Susana Carvalho considera que “a fusão das raízes pré-molares é uma característica que tem bastante variabilidade”, pelo que não é suficiente para comprovar a tese de que o Graecopithecus freybergi é um hominini, apesar de a datação dos fósseis “ser válida”.

Para um dos co-autores da investigação e paleoantropólogo da Universidade de Toronto (Canadá), David Begun, citado num comunicado da instituição, “a datação permite direccionar a divisão entre chimpanzés e humanos para a zona do Mediterrâneo”.

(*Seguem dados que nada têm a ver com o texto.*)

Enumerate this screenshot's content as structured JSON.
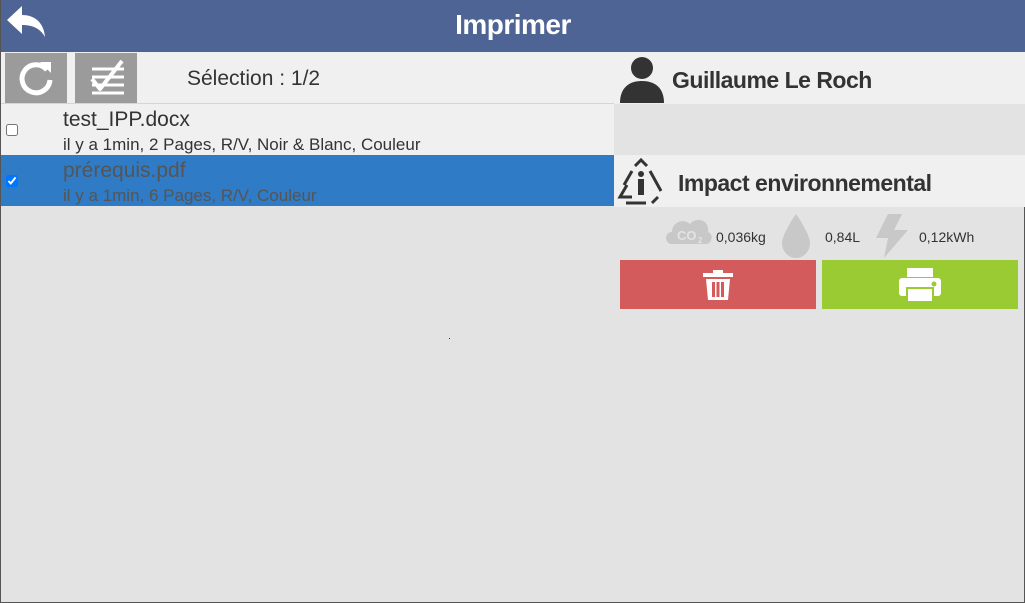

Um dos coordenadores da equipa internacional, a paleoantropóloga Madelaine Böhme, da Universidade de Tubinga, na Alemanha, na Alemanha, advoga que “a formação incipiente de um deserto no Norte de África [o Sara] há mais de sete milhões de anos e a disseminação de savanas no Sul da Europa podem ter desempenhado um papel fulcral na divisão das linhagens dos humanos e chimpanzés”. De acordo com um outro artigo da equipa, publicado também na mesma edição da PLOS One, o deserto do Sara começou a estender-se há 7,2 milhões de anos, ao mesmo tempo que se expandiam as savanas ao sul da Europa. A investigadora portuguesa assume como igualmente válida “a reconstituição ambiental de parte da Europa há sete milhões de anos”, na época geológica do Mioceno.